Piccolo archivio BRUNA e CARLO ZAMAGNI
Se ci sono persone che più di ogni altra identificano, rappresentano ‘il paese che eravamo’, queste rispondono al nome di Bruna e Carlo Zamagni. Gambettola come era, è l’orizzonte sentimentale, oltre che fisico, nel quale si muovono.
Carlo conserva, all’interno di una sua collezione di cartoline, la cartolina-fotografia del palazzo Saladini-Pilastri, di fine ottocento, il simbolo monumentale del Bosco. E’ in ottimo stato, e soprattutto in buone mani.
E poi ricorda tutto visivamente di quel palazzo: la doppia scala che portava all’ampio ingresso del primo piano, le porte in legno tutte chiodate, i bellissimi - anche se malridotti - soffitti a volta con tracce di decorazioni ‘a cielo di carrozza’. Certo, anche le condizioni precarie di quell’unica grande stanza, adibita ad alloggio popolare, tante quante erano le finestre.
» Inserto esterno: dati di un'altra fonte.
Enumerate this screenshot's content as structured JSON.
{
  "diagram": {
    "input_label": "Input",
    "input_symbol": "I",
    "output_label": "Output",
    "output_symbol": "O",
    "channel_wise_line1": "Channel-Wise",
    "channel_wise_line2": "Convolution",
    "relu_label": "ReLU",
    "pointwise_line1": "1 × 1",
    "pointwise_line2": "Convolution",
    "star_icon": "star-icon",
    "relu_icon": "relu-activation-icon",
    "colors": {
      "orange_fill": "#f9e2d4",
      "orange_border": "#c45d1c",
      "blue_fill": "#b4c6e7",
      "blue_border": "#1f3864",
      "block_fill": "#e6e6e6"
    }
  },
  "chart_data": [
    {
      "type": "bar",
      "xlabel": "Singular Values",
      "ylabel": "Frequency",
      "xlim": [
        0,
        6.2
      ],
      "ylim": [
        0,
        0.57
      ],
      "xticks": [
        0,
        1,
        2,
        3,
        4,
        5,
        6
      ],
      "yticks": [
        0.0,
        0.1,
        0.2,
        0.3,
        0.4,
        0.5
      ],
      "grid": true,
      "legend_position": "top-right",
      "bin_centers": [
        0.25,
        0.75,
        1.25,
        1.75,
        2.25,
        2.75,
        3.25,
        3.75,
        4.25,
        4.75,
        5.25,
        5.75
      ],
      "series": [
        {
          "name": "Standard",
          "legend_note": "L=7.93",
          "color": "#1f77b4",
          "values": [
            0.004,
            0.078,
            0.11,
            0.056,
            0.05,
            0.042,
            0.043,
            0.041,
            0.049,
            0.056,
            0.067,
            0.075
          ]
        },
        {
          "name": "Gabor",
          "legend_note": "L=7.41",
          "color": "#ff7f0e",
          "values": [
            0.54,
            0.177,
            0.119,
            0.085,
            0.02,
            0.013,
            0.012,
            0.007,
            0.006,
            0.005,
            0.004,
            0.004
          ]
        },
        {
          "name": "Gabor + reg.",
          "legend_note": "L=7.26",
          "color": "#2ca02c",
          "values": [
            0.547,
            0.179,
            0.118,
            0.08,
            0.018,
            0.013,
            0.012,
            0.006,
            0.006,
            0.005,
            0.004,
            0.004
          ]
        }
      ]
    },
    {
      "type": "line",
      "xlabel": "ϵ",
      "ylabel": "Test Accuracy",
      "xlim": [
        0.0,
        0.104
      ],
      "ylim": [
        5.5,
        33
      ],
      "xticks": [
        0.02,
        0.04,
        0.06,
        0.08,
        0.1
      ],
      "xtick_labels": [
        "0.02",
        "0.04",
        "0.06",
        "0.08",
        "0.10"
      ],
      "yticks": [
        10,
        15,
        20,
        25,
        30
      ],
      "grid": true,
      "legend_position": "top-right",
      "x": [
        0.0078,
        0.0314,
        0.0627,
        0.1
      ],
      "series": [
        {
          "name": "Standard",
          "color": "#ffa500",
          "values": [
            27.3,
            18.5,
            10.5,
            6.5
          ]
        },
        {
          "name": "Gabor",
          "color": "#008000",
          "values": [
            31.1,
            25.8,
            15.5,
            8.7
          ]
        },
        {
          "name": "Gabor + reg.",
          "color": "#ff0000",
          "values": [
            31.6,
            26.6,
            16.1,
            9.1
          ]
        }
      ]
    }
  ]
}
E il torrino con campana, lassù in alto, che svettava sul tetto a quattr’acque.
A pianterreno c’era l’osteria, alla quale si accedeva passando in mezzo, o meglio sotto la doppia scala. E i tigli a filare unico, lungo la strada principale.
Bruna ricorda tutte le case e gli edifici principali di Gambettola, con i loro decori, e chi ci abitava.
Un paese da loro rimpianto, e giustamente dobbiamo dire. Come dar loro torto? Gambettola fino al 1944, come del resto da tempo sostiene Rinaldo Ugolini e come confermano le fotografie rintracciate per l’Archivio, era un paese ben disposto urbanisticamente lungo la sua strada principale: coeso, unitario, con facciate di un certo pregio, ben ritmato nel suo percorso prima dalla chiesa di Sant’Egidio, quindi dal Palazzo Pilastri e come delimitato a nord dal Palazzo Comunale.
Le fotografie conservate a casa loro ci restituiscono un paese che si riempie fino all’inverosimile durante i corsi mascherati: uniche e davvero importanti le fotografie databili 1937-1942 e quelle del 1950-1953.
Non possono mancare alcune fotografie di scuola e di parrocchia, le due ‘agenzie’ educative più frequentate in quei tempi.
Il loro gusto per il bello è stato come personificato dalla zia Anita Fantini, un’artigiana molto brava, rimasta vedova troppo presto, poi completamente dedita al suo mestiere di sarta. La vediamo attorniata dalle sue numerose lavoranti, in una fotografia del 1922. Di lei parlano i vestiti, confezionati per coloro che sfilavano durante i corsi mascherati o per gente di città che si doveva sposare. Oppure ancora, presi in affitto nel negozio rimasto aperto fino agli anni settanta.
Mentre il gusto per la musica è personificato da Alfredo, un musicista di professione, e da Carlo, ambedue comunque sempre presenti nella Banda Comunale.